More than 1,200 cases of sexual violence were documented by health centers in Tigray between February and April alone, Amnesty said. No one knows the real toll during the nine-month conflict, as most of the health facilities across the region of 6 million people were looted or destroyed.
These numbers are likely a “small fraction” of the reality, Amnesty said. It interviewed 63 women, along with health workers.
A dozen women described being held for days or weeks while being raped multiple times, usually by several men. And 12 other women said they were raped in front of family members. Five women said they were pregnant at the time they were assaulted. Two said they had nails, gravel and shrapnel shoved into their vaginas.
“I don’t know if they realized I was a person,” one woman told Amnesty, describing how she was attacked in her home by three men. She was four months pregnant at the time.
The AP separately has spoken with women who described being gang-raped by combatants allied with the Ethiopian military, notably soldiers from neighboring Eritrea but also fighters with the neighboring Amhara region.
Amnesty has not received allegations against Tigray forces, who regained control of much of the Tigray region in late June and have since crossed into the Amhara and Afar regions in what they call an attempt to break the blockade on their land and pressure Prime Minister Abiy Ahmed to step down.
While Ethiopian and allied forces retreated from much of Tigray in June, some remain in western Tigray, and Ethiopia’s government on Tuesday essentially abandoned its unilateral cease-fire as Abiy called all able citizens to fight.

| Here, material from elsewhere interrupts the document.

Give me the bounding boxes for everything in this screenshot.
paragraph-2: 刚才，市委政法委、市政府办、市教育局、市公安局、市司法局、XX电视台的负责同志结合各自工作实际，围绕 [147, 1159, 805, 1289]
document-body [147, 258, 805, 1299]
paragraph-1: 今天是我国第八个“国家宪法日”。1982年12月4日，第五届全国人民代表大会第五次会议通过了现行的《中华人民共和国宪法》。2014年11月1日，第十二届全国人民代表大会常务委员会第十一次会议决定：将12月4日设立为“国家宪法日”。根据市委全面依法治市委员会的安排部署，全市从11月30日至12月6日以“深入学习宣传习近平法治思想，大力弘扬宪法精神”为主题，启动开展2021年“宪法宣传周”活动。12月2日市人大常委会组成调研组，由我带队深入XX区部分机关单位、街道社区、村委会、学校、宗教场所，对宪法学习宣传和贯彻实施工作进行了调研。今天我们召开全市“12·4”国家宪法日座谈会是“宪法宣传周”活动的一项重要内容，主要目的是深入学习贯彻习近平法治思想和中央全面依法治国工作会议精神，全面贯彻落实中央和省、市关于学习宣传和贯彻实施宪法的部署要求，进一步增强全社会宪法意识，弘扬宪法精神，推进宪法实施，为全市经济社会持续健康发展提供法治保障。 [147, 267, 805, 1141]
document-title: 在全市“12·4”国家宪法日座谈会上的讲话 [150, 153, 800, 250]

The Amnesty report calls for accountability for the sexual violence during the conflict, saying rape and sexual slavery constitute war crimes. Many women in Tigray now live with the physical and mental effects of the assaults including HIV infections and continued bleeding, it said.

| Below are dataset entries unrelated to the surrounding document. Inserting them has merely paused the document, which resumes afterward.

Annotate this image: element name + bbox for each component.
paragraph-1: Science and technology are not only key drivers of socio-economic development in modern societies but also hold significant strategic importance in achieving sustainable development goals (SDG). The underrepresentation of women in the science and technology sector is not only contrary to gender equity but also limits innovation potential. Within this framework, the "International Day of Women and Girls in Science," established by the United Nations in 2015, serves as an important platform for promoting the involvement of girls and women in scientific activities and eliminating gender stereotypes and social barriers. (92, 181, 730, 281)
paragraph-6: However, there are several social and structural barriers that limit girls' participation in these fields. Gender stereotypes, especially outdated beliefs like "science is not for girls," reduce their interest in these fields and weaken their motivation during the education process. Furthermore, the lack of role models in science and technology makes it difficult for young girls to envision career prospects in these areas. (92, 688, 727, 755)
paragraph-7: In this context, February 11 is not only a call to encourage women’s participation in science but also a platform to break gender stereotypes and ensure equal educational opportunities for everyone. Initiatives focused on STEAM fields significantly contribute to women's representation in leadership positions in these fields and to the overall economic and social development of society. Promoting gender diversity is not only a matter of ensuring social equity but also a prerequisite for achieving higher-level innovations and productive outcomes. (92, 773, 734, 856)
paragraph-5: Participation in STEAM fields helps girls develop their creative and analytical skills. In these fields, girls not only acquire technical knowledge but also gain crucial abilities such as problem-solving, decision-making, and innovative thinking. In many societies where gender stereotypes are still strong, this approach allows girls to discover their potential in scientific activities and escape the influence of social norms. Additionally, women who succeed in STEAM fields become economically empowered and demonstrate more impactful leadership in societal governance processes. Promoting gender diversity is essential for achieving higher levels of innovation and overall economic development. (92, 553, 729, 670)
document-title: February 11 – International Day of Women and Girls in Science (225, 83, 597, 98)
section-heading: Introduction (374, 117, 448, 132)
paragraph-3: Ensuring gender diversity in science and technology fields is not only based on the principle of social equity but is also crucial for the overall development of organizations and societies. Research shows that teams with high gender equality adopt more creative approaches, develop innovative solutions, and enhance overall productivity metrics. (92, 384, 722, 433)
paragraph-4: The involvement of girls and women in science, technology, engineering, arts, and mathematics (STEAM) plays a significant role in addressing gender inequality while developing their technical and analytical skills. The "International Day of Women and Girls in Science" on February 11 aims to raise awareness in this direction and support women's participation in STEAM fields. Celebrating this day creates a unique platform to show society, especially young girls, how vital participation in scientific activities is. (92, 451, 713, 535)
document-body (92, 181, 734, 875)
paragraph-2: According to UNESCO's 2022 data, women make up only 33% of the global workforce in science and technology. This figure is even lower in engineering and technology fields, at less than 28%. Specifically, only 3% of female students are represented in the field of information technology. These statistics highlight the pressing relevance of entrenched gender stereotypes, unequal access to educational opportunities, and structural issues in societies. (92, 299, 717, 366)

In a statement responding to the Amnesty report, Ethiopia’s government said it had previously acknowledged that “some members of the armed forces have engaged in conduct that is contrary to the clear rules of engagement and direction they have been given.”
Ethiopia’s statement also accused the human rights group of “sensationalized attacks and smear campaigns” against the government, while Eritrea’s information minister Yemane Gebremeskel in a tweet accused Amnesty of having a “hostile agenda” against his country, which borders the Tigray region to the north.
Earlier this year, Ethiopia’s government said three soldiers had been convicted and 25 others indicted for rape and other acts of sexual violence. But Amnesty said no information has been made available about those trials or other measures to bring perpetrators to justice.
A spokesman for the attorney general’s office did not respond to a request for an update Wednesday on any investigations.
Ethiopia’s government has not allowed human rights researchers into the Tigray region, though a joint investigation into alleged atrocities is underway by the United Nations human rights office and the government-created Ethiopian Human Rights Commission.